In what was once a prosperous village called al-Yaat on the banks of the
Diyala river, Buha'a Hussein al-Sayef explained the effect of the lack of
electricity and water on his community of 300 people.

The small water purification plant has long ceased working. They now pump
contaminated irrigation water directly to their homes. Mr Al-Sayef said:
"Last year some of our fields dried and because we did not have enough
electricty to pumo water to them. We had to abandon them."
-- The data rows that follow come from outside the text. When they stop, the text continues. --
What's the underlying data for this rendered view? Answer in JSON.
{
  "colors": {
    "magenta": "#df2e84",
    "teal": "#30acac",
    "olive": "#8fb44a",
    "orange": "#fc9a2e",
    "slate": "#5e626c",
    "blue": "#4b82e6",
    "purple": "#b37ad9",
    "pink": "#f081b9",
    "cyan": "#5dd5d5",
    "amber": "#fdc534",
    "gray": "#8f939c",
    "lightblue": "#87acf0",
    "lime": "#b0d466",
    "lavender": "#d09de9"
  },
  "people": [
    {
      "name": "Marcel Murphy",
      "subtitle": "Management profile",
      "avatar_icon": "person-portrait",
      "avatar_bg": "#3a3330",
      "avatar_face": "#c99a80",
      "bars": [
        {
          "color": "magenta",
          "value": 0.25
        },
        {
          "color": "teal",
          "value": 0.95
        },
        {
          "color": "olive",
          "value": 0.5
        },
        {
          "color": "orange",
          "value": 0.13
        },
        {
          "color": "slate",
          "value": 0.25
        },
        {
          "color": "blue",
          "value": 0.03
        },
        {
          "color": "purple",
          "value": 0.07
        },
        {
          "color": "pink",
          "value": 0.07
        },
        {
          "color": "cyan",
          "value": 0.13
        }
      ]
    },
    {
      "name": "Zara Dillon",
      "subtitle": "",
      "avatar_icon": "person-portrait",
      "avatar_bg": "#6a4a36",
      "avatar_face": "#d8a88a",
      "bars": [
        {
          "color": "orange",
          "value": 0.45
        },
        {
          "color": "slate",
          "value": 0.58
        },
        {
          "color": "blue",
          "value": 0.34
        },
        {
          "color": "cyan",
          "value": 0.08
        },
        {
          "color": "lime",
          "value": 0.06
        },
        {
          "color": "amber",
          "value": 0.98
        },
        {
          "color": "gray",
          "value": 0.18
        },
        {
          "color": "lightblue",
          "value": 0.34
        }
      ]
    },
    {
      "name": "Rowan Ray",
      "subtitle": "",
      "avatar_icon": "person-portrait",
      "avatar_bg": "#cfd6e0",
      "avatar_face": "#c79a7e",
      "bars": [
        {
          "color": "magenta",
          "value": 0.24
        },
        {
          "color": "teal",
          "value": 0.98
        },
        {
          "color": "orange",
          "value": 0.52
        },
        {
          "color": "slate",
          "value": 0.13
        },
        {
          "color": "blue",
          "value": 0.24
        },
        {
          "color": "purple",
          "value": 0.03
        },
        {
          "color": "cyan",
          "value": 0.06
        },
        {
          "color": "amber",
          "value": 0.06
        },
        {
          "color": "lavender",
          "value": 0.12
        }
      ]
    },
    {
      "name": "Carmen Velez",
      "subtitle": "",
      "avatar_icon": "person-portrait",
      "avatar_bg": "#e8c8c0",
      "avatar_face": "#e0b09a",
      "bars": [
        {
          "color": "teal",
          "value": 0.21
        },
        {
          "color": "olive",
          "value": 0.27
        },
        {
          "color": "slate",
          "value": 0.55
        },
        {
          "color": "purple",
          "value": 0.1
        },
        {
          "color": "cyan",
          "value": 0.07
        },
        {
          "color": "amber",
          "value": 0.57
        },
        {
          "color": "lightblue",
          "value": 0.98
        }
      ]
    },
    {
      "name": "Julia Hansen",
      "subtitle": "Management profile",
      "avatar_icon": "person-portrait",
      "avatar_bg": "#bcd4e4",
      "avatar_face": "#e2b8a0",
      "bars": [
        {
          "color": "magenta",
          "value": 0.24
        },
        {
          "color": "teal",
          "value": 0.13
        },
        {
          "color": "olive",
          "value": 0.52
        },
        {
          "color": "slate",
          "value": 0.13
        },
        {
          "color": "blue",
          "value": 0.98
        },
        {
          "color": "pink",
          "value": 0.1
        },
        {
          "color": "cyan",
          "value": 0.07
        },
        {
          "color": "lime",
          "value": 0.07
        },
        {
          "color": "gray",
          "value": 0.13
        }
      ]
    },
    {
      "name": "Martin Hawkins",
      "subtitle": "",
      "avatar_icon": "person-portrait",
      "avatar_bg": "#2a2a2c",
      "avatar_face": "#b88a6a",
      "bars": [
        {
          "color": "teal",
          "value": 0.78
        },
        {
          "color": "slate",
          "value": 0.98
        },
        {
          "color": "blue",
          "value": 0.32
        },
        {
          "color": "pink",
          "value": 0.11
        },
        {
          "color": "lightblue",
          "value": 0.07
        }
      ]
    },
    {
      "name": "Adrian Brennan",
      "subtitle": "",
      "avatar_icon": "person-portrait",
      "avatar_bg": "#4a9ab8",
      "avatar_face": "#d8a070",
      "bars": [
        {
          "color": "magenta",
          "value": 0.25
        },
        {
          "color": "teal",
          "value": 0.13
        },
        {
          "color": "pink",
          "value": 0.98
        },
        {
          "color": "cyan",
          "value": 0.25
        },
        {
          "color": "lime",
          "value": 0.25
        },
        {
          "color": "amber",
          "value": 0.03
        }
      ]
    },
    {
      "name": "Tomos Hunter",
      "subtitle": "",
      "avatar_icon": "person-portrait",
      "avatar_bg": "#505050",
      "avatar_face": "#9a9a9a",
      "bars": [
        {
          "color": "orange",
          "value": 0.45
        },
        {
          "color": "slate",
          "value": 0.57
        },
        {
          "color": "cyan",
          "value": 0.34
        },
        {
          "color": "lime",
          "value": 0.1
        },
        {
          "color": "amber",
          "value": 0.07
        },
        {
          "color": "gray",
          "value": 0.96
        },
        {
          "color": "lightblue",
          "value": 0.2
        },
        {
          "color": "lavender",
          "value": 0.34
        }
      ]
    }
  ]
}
In theory, people in Al-Yaat should be better off than almost anybody else
in Iraq, They have rich land, grow their own food and can take advantage
of high prices in the city. Mr Al-Sayef said that life was not quite like
that. He introduced his cousin Ahmed, a visibly ailing 24-year-old who had
been operated on at the Cromwell hospital in London in 1985 for heart
problems. He was meant to have further surgery, but the family had not
been able to pay for it.

Other farmers say that, along with the deterioration of the water and
electricity supply, the collapse of the Iraqi medical system is their main
problem. "I am desperate," said Ali Ahmed Suwaidan, as he stood in his
farmyard in the nearby village of al-Aitha. He held out old X-rays of the
head of his five-year-old daughter Fatima, who was playing at his feet.
"There is something wrong with her balance," he explained. "She cannot
stand up." He held her upright for a moment and then removed his hands.
Fatima immediately crumpled.

"Everybody here feels gloomy and depressed because of the results of
sanctions," says Mr al-Sayef. "That is probably why so many people fall
ill".

The reasons for the depression are obvious enough. "For most Iraqis the
pleasant things of life are missing," says Dennis Halliday. Iraqis need to
look forward to more than getting just enough to eat to stay alive. He
says that when Iraqi children were asked in a poll what they would like
for their birthday most said they wanted an egg.